TODAY’S PAPER | December 14, 2025 | EPAPER

IMF conditionalities part of agreed reform plan, says FinMin

Issues statement regarding EFF, says viewing measures as sudden, unexpected reflects lack of factual awareness


Web Desk December 14, 2025 3 min read
Finance Minister Muhammad Aurangzeb speaks during a Reuters interview at the 2025 annual IMF/World Bank Spring Meetings in Washington, DC, US, April 25, 2025. Photo: Reuters/ File

The Ministry of Finance clarified, in a statement on Sunday, that there is nothing new in the IMF's Extended Fund Facility (EFF) conditionalities. It stated that the Memorandum of Economic and Financial Policies (MEFP) is a continuation of the agreed reform agenda being implemented in a phased manner for the country's economic stability and sustainable growth.

At the start of the IMF program, the Government of Pakistan presented its proposed reform policies, which the IMF incorporated into the MEFP in phases. The ministry stated that viewing these as sudden or unexpected new conditions reflects a lack of awareness of the facts.

Read: IMF conditionalities

The EFF reflects an agreed medium-term reform strategy, with the government already implementing many of the reforms included in it.

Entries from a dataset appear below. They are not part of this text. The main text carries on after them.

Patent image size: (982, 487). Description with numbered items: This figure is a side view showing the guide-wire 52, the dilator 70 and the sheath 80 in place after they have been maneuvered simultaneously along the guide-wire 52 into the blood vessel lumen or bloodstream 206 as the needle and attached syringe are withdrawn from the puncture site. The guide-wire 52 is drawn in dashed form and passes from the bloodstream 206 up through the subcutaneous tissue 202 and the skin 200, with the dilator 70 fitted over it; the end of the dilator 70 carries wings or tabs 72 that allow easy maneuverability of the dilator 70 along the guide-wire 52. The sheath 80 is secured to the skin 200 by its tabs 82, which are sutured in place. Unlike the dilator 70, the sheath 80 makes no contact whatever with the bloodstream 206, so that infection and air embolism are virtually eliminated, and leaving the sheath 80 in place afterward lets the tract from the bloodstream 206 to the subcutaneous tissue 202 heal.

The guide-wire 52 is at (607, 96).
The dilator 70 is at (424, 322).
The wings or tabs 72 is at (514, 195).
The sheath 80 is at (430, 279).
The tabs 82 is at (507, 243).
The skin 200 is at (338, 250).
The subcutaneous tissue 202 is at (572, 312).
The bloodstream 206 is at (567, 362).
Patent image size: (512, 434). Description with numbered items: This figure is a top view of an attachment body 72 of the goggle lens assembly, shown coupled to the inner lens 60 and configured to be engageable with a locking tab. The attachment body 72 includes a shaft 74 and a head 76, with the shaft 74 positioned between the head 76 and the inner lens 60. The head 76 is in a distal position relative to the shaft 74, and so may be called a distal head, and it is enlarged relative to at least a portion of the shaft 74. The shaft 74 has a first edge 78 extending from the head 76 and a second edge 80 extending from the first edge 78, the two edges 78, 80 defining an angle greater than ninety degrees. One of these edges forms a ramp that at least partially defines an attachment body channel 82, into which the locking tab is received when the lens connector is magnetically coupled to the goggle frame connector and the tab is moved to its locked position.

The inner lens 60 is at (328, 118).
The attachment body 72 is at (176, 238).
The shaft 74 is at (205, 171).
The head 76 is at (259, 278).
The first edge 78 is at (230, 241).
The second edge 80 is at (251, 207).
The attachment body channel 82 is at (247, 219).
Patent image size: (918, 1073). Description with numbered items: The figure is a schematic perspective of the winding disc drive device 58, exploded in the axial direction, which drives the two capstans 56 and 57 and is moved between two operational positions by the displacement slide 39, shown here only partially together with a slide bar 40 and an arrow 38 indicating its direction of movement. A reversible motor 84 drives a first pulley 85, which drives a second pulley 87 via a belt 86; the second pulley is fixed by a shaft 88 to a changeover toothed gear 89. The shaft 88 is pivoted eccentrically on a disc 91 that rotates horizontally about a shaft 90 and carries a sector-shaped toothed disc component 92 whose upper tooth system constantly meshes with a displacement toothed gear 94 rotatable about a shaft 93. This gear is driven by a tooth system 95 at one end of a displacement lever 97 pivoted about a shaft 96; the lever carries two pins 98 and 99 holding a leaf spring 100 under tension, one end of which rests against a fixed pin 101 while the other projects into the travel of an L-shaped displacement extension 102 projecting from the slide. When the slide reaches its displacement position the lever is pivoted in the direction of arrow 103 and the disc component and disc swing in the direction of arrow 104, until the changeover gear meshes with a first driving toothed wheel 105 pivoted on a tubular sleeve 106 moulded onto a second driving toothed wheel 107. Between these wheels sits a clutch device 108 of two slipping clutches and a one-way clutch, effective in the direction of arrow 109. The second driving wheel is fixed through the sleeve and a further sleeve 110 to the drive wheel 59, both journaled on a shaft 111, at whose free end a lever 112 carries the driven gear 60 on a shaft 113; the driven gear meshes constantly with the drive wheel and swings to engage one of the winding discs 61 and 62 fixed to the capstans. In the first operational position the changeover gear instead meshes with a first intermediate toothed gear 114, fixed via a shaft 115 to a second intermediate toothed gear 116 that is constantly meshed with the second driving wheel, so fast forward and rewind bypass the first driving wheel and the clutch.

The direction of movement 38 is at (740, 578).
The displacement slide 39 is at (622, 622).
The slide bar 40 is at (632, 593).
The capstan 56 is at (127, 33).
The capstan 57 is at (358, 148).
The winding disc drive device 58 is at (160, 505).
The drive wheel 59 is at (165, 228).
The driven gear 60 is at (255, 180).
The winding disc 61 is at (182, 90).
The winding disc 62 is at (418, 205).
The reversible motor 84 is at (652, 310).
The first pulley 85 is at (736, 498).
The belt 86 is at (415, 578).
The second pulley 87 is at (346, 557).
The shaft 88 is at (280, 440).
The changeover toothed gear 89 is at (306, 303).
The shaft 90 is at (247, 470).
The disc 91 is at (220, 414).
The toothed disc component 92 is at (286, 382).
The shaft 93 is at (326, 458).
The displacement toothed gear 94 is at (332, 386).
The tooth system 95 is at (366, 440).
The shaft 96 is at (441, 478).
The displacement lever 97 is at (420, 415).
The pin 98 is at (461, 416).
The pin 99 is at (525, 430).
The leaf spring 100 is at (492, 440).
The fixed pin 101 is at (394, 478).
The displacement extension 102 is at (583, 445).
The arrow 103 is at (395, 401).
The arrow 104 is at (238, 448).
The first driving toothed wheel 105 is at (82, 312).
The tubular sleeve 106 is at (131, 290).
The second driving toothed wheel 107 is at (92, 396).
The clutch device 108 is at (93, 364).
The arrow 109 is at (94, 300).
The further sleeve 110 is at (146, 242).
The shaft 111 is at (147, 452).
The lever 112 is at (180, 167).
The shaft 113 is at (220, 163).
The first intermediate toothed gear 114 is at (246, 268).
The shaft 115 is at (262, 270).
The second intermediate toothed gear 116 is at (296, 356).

Medium-term structural reforms are implemented in phases, with new measures included in each IMF review to gradually achieve the final targets agreed at the start of the program.

The MEFP agreed after the second review is a continuation of the MEFP of the first review, the ministry said. The matter of publication of asset declarations of government employees was included in the EFF from May 2024, with the current structural benchmark being the next logical step after amendments to the Civil Servants Act, 1973.

Improvement in the performance and autonomy of NAB was agreed in previous reviews. Strengthening NAB's performance and cooperation with other investigative agencies is part of this continuity, a measure that was agreed before the Governance and Corruption Diagnostic Report. Granting provincial anti-corruption establishments access to financial information is part of anti-money laundering and combating the financing of terrorism (AML/CFT) reforms, which have been part of the EFF program from the outset, the ministry clarified.

The government discouraged informal channels to increase remittances, resulting in a 26% year-on-year increase in fiscal year 2025, with a 9.3% increase in remittances expected in fiscal year 2026. The government, in collaboration with the State Bank, is striving to reduce the cost of remittances, with the IMF including these measures in the MEFP.

Read More: IMF imposes 11 new conditions to Pakistan's $7 billion bailout package

The ministry noted that a study for the development of the local currency bond market was recommended in May 2025 and has now been included in the program as a structural benchmark.

Further, the statement highlighted that reforms in the sugar sector are an initiative of Pakistan’s government itself, with the prime minister's Office constituting a task force under the leadership of the minister for energy. The task force is preparing recommendations in consultation with the provinces. This initiative is aligned with the objectives of the EFF, aimed at reducing government intervention in commodity markets, and the IMF has therefore made it part of the MEFP.

Reforms in FBR are part of the government's broader revenue enhancement agenda, with the task force being led by Prime Minister Shehbaz Sharif himself, the ministry said. Over the past year, the Transformation Plan was approved, the Tax Policy Office was established, and measures such as improvements in compliance risk management were undertaken.

Separating tax policy from FBR's operational functions was a major step, with the preparation of the medium-term tax reform strategy being a continuation of this process.

Read Also: Pakistan receives $1.2bn as IMF releases EFF, climate-finance funds

Privatisation of distribution companies (DISCOs) has also been part of the EFF program since its inception and is to be carried out in phases. Finalising the terms for private sector participation in the privatisation of the Hyderabad and Sukkur electric supply companies is an agreed measure, according to the statement. Public Service Obligation agreements for seven major DISCOs are also a continuation of the agreed measures.

Amendments to the Companies Act, 2017, for regulatory reforms and improvement of the business environment are part of broader reforms. The concept note on amendments to the Special Economic Zones (SEZ) Act is the next stage following the earlier SEZ review study.

Alternative measures in case of potential revenue shortfalls have consistently been part of the MEFP, the ministry noted, with the initial MEFP from May 2024 also including a structural benchmark to introduce a 5% Federal Excise Duty on fertiliser and agricultural pesticides.